Depositional controls on lacustrine sedimentary organic geochemistry

This study was designed to examine the relationship between depositional environment and sedimentary organic geochemistry in modern lacustrine systems, and to identify the relative significance of the various processes that control sedimentary organic matter (OM). The most significant difference in total organic carbon (TOC) content in surface sediments (∼15%) was observed between two lakes, which is interpreted to be primarily the result of higher levels of productivity due to highly efficient nutrient recycling. Intra-basinal effects of primary productivity on sedimentary OM within the basins examined in this study were much less pronounced than the inter-basinal differences (∼1%). Enhanced preservation of detrital OM may increase sedimentary TOC content by approximately 0.5--1.5% and have a minor effect on the type of OM preserved. Dilution of sedimentary OM by inorganic material may account for approximately 0.5--2.0% of the TOC range found in surface sediments of the lakes studied. The effect of inputs of terrestrial sediment on the organic character of surface sediments in these lakes is highly variable, and is most significant at the depositional environment level.

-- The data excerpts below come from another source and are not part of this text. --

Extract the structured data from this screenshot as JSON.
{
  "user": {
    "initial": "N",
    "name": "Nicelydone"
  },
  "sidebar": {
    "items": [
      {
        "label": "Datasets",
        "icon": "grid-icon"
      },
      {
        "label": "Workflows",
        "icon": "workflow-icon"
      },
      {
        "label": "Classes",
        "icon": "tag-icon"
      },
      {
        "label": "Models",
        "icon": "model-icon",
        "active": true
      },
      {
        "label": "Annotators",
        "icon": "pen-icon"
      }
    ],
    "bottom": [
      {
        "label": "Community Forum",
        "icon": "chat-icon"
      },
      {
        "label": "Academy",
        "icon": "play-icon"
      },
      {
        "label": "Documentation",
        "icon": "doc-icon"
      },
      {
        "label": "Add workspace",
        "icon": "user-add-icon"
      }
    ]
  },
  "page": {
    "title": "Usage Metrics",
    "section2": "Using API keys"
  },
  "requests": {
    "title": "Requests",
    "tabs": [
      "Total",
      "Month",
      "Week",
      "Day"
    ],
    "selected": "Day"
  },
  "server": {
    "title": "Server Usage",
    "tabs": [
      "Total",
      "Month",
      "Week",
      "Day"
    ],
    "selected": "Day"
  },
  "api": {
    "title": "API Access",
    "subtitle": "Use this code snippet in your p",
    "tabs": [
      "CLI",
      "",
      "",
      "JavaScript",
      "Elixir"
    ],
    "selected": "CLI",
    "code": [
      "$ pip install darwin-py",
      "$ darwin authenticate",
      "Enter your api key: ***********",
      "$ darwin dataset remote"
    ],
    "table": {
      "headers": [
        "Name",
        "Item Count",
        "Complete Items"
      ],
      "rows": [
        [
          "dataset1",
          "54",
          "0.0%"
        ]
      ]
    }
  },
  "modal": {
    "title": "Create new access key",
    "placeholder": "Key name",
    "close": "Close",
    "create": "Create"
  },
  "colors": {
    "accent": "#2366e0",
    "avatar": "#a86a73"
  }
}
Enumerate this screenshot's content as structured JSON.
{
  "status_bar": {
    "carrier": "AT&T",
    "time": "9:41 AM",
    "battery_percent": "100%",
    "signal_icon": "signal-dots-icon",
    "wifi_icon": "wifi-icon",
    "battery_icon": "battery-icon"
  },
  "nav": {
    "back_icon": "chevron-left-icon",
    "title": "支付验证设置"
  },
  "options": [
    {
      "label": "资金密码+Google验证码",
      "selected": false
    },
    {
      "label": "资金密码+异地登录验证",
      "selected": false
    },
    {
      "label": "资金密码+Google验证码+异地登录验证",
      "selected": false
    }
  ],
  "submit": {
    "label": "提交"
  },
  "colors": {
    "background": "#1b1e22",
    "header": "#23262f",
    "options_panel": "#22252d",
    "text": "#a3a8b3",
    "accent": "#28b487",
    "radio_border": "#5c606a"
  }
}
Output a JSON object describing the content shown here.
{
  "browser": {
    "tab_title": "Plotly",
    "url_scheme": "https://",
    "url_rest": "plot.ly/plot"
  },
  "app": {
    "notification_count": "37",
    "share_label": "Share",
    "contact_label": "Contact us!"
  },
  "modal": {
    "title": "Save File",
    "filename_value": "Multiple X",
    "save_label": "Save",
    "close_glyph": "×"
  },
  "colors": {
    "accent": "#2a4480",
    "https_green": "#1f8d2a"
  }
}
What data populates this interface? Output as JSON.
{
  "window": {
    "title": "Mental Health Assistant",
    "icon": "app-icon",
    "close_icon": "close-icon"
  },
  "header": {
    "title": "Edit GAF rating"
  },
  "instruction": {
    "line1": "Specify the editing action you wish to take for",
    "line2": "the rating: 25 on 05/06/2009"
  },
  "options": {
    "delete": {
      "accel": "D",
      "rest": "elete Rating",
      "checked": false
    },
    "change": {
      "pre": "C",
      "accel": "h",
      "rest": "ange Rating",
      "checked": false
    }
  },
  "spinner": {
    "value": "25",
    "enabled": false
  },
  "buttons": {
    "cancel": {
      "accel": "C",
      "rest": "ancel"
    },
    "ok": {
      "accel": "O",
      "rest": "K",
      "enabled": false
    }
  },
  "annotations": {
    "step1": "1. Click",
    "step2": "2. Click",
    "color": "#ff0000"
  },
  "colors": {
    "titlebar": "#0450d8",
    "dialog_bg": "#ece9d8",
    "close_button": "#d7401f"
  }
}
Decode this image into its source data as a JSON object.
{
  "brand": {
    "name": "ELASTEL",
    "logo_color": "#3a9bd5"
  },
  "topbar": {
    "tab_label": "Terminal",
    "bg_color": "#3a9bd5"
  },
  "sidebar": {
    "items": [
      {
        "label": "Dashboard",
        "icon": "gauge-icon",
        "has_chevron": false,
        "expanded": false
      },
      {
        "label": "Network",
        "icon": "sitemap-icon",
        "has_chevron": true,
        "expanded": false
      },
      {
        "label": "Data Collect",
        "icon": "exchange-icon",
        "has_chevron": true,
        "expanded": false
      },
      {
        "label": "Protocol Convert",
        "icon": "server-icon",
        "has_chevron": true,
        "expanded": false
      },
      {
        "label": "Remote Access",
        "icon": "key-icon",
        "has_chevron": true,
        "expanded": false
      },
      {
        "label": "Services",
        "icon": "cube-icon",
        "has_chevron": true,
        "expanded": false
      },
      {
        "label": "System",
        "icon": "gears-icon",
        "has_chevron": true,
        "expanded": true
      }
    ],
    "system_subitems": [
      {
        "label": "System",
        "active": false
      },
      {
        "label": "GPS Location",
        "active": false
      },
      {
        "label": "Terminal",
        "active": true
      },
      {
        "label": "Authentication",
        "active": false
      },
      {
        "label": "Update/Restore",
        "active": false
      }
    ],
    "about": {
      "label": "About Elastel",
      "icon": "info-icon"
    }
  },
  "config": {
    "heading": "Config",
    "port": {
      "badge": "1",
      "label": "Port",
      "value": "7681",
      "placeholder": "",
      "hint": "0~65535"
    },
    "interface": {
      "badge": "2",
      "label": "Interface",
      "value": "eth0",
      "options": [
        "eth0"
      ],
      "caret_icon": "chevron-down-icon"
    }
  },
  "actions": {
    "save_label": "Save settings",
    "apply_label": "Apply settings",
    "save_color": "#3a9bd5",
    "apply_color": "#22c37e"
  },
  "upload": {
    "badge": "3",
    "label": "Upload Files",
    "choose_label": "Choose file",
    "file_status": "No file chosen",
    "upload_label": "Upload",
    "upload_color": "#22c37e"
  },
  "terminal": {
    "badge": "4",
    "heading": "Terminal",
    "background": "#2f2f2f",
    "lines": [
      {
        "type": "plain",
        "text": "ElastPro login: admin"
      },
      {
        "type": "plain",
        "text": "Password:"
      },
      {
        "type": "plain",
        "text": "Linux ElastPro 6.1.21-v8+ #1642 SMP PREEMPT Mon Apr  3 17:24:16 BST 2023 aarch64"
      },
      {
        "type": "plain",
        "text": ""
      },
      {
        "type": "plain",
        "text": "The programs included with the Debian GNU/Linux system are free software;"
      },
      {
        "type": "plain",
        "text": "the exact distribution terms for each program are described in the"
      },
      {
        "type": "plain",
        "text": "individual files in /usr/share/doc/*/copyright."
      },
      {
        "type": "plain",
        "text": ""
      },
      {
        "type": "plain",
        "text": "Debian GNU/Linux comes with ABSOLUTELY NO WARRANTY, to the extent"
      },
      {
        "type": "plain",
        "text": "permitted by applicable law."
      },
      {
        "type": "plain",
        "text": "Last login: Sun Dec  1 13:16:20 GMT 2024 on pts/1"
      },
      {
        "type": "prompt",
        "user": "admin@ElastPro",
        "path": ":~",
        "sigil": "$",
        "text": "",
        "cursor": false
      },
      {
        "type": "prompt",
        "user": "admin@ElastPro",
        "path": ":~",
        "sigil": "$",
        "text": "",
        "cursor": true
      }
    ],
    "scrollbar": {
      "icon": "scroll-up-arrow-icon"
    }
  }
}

The resuspension and redeposition of terrestrial sediment may account for significant amounts of OM deposited in offshore regions of lacustrine basins. This process effectively separates denser mineral sediment from less dense OM and allows terrestrial OM to preferentially be transported farther offshore. The net result for the sedimentary organic geochemistry in these regions is to maintain relatively high TOC contents with a mixed terrestrial-lacustrine geochemical. This hydrodynamic separation of mineral and organic constituents is most pronounced in regions with shallow bathymetric gradients.; Aliphatic biomarker concentration and compound-specific stable carbon isotopic composition data from surface sediments in Lake Bosumtwi were used to quantitatively constrain the sources of sedimentary OM in this system. Principal component analysis (PCA) was performed on these data, and synthetic chromatograms were constructed from the PCA results combined with the raw data to identify the chemical parameters that contribute most significantly to the variance of the dataset. Although this approach failed to produce a more reliable indicator of OM source in the lake sediments, the method was validated and suggestions for improvements are proposed.